A história da Feira Hippie de Belo Horizonte não começou com decreto, edital ou autorização formal. Começou no chão. Em 1969, no auge da repressão da ditadura militar, um grupo de artistas, artesãos e estudantes começou a se reunir na Praça da Liberdade para expor suas criações sobre panos estendidos. Eram tempos de censura e silêncio, e aquela ocupação espontânea, colorida e desobediente, misturando arte, política e experimentação, dizia muito mais do que parecia. Nascia ali um dos fenômenos culturais mais duradouros da capital mineira.
Reconhecida oficialmente em 1973, a feira cresceu, diversificou produtos, atraiu público, incomodou poderosos e gerou renda. Nos anos 1980, chegou a funcionar duas vezes por semana. O espaço, no entanto, já não comportava o movimento. Em 1991, após desgastes no piso e na vegetação da Praça da Liberdade, foi transferida para a Avenida Afonso Pena, onde se firmou como ritual de domingo para milhares de belo-horizontinos.
Hoje são mais de 1.500 expositores fixos e cerca de 60 mil visitantes a cada edição. As barracas, organizadas por cores e setores, tomam conta de 45 mil metros quadrados no coração da cidade. A exigência é clara: tudo precisa ser autoral. Nada de revenda, importado ou industrializado. Só entra quem domina a técnica e produz com as próprias mãos. E essa regra não é capricho. É a razão de existir da feira. Aqui, o que se vende é criação, não mercadoria.
E não se vende só produto.

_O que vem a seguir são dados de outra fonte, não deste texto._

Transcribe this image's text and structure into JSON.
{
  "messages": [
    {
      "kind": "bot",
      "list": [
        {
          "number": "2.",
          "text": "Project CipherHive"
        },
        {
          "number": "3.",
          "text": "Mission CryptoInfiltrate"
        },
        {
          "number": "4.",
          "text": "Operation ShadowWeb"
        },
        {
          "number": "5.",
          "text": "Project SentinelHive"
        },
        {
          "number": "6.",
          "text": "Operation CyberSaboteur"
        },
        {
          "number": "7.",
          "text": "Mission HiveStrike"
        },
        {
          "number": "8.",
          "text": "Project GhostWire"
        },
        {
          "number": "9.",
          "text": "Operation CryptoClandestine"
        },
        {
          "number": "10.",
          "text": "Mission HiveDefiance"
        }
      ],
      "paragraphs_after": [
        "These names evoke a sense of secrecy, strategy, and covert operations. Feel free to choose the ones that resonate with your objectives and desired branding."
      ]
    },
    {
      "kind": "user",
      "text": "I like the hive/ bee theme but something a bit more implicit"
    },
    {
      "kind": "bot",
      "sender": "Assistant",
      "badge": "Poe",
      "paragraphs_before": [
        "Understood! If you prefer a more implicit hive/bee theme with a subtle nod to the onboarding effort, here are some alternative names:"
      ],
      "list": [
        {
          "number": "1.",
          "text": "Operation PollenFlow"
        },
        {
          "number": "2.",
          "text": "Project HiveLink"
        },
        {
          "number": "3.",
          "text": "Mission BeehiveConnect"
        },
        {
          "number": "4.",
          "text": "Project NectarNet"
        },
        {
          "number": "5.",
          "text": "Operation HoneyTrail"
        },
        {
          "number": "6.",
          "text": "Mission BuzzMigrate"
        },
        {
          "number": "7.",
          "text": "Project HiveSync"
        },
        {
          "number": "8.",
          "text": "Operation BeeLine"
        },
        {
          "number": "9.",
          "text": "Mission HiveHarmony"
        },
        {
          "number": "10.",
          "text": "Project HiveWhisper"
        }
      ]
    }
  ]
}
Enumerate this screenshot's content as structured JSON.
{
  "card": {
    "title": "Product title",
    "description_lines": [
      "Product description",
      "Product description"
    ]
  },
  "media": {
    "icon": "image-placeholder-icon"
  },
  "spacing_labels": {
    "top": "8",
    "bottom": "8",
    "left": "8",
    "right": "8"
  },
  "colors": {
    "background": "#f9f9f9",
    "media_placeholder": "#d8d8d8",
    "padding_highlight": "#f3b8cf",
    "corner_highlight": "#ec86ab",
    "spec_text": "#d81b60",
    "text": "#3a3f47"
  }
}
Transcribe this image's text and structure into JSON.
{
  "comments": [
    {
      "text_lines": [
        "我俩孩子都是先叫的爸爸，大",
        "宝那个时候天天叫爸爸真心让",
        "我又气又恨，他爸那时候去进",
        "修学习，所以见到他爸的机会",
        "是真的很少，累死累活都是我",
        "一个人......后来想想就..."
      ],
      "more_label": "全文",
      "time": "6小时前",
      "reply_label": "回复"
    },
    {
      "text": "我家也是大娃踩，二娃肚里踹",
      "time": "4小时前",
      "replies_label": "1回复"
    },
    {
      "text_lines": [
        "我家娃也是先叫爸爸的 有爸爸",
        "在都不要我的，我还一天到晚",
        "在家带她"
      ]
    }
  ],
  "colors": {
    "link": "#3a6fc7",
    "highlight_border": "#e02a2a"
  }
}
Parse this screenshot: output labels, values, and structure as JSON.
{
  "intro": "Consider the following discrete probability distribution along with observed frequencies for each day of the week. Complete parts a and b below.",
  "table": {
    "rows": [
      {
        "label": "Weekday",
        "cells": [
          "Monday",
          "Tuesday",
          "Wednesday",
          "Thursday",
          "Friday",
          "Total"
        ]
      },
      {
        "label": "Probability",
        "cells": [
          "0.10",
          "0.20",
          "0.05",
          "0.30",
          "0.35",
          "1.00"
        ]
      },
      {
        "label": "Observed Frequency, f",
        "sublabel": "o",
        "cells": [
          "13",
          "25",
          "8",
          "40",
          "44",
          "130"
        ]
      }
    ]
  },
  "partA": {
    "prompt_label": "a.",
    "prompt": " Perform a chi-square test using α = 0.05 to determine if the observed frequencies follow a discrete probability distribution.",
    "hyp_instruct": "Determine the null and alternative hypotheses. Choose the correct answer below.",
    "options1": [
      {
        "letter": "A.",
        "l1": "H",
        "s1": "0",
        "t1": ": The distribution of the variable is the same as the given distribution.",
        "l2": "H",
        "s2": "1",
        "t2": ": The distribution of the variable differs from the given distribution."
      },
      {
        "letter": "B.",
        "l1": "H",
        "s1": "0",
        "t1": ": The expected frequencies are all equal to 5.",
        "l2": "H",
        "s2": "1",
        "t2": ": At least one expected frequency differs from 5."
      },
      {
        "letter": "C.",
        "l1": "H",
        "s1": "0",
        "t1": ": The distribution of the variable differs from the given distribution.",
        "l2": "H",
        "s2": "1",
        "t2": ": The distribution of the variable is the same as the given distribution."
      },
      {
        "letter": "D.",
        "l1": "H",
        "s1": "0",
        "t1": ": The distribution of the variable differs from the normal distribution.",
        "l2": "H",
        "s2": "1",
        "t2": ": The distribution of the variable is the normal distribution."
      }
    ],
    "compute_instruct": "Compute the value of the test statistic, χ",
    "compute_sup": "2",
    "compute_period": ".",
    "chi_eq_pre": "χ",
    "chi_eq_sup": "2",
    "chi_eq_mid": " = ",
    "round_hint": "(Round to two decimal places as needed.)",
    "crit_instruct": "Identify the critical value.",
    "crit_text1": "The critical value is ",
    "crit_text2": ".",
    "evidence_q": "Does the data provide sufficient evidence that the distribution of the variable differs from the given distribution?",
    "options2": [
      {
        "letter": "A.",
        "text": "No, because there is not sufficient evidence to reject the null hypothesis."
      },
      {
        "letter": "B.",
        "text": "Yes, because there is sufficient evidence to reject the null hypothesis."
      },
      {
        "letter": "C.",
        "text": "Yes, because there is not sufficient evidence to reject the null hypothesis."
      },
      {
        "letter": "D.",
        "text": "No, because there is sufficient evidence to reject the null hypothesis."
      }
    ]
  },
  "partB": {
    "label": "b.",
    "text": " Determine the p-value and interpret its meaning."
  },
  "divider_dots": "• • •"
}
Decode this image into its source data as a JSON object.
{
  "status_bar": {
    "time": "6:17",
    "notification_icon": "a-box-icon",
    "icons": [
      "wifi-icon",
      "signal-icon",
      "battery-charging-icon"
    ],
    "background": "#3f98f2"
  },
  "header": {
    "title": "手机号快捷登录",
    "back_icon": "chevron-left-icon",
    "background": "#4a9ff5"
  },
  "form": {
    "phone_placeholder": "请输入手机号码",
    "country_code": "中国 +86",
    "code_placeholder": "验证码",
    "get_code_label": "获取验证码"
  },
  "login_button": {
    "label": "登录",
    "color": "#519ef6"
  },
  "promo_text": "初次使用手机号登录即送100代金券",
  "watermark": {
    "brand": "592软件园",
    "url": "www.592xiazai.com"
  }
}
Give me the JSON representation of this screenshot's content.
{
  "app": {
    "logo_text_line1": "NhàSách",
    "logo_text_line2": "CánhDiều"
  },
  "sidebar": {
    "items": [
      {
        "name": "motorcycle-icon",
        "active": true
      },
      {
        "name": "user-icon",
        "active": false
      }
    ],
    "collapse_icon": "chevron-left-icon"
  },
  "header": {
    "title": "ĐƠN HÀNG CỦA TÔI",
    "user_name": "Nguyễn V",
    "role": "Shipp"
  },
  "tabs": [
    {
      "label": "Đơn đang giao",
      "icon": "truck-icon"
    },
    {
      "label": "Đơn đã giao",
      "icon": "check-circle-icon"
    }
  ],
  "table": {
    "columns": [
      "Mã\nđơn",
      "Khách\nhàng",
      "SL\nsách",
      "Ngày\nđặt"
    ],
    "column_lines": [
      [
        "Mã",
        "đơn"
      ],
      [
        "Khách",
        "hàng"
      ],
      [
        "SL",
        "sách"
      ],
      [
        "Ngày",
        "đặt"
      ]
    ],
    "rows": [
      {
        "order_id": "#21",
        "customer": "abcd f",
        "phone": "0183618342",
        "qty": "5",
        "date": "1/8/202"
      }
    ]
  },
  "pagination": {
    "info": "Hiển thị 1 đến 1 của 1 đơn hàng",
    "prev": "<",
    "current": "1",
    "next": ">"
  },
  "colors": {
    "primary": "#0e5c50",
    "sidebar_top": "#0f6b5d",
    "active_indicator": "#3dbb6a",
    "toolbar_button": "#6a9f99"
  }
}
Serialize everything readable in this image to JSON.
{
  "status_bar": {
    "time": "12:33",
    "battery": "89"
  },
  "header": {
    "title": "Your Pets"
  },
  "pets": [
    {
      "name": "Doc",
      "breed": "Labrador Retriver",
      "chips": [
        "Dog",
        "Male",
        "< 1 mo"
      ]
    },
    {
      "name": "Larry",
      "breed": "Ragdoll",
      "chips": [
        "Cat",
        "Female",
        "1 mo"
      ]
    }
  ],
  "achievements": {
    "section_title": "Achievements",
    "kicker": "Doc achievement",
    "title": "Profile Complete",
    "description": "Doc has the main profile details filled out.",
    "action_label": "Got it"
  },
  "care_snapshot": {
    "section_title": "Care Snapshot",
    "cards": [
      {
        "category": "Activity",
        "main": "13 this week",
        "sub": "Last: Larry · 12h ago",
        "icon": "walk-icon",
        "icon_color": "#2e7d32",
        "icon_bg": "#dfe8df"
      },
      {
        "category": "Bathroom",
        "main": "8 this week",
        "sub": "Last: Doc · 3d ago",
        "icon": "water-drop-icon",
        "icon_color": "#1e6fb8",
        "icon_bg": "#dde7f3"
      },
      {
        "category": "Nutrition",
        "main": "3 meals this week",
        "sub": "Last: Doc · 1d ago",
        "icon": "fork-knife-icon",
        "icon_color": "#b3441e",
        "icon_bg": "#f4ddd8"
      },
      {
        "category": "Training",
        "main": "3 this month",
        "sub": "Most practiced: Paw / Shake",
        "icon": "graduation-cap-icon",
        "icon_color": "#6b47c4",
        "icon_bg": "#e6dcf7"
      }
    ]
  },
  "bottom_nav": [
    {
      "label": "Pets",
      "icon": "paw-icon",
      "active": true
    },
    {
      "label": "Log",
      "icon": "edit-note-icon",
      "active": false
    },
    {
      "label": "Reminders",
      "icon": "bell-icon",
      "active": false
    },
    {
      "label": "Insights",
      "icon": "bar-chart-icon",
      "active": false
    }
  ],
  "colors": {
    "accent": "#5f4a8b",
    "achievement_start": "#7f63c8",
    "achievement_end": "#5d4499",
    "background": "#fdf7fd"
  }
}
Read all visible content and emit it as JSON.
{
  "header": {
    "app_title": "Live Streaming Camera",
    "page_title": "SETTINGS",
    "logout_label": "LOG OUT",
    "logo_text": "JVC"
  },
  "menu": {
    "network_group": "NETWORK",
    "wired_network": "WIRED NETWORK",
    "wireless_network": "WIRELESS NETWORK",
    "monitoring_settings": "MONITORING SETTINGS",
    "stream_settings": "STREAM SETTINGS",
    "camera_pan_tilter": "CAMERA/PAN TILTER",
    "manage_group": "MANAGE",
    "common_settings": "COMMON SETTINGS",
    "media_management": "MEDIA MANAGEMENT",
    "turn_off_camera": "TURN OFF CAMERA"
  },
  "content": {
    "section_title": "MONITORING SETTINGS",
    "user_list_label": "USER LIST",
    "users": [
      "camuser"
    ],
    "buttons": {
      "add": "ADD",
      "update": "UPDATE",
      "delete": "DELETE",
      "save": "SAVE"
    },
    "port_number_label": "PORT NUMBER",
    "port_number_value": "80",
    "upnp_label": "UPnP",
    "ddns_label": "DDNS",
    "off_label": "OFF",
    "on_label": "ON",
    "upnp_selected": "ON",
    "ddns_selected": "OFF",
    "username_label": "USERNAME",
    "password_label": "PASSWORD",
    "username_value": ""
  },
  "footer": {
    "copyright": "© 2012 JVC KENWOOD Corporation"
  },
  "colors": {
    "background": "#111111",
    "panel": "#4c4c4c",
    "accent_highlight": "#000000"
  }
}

Vende-se história. Como a de Maria das Graças da Silva, considerada a feirante mais antiga em atividade. Presente desde o início, começou vendendo bolsas e cintos feitos com lona de caminhão reaproveitada. Trabalhou grávida até o dia do parto. Voltou quinze dias depois. Criou os filhos com o que ganhou ali. Viu vizinhos de barraca casarem, filhos nascerem, colegas envelhecerem, netos assumirem o ponto dos avós.
Também merece lugar especial na memória da feira Roosevelt Alves Fonseca. Ele começou em 1969, no exato início da ocupação da Praça da Liberdade. Lembra que, naquela época, os produtos ficavam estendidos no chão. Começou ainda menino, com cerca de 12 anos, vendendo cintos de couro. Tinha cabelão, roupas coloridas e espírito hippie, como mandava o figurino da época. Cresceu junto com a feira, amadureceu com ela, e hoje segue presente como testemunha viva de sua origem.
A feira guarda curiosidades que a cidade nem sempre conhece. Já teve duas edições semanais. Já teve edição impressa de jornal próprio. Já foi invadida por produtos industrializados e reagiu com força para manter o feito à mão. Já enfrentou incêndio em barraca de comida, confusão por causa de layout na pandemia e disputa por herança de ponto entre gerações. Já virou mercado, museu, palco, restaurante, galeria e santuário, tudo ao mesmo tempo. É raro ver uma instituição tão viva, tão afetiva, tão resistente.
Porque a Feira Hippie não é apenas um evento. É um modo de estar na cidade. Um espaço onde o centro se reumaniza e o domingo ganha rosto. Onde o comércio é atravessado pela memória, e a economia se constrói em comunidade. Onde os produtos têm cheiro de oficina, textura de mão calejada e valor de vida inteira.
A feira pulsa como a própria cidade. Nela, o asfalto vira calçada, a rua vira praça e a multidão vira vizinhança. Não é exagero dizer: quem caminha pela Afonso Pena num domingo não visita uma feira. Entra num capítulo vivo da história de Belo Horizonte.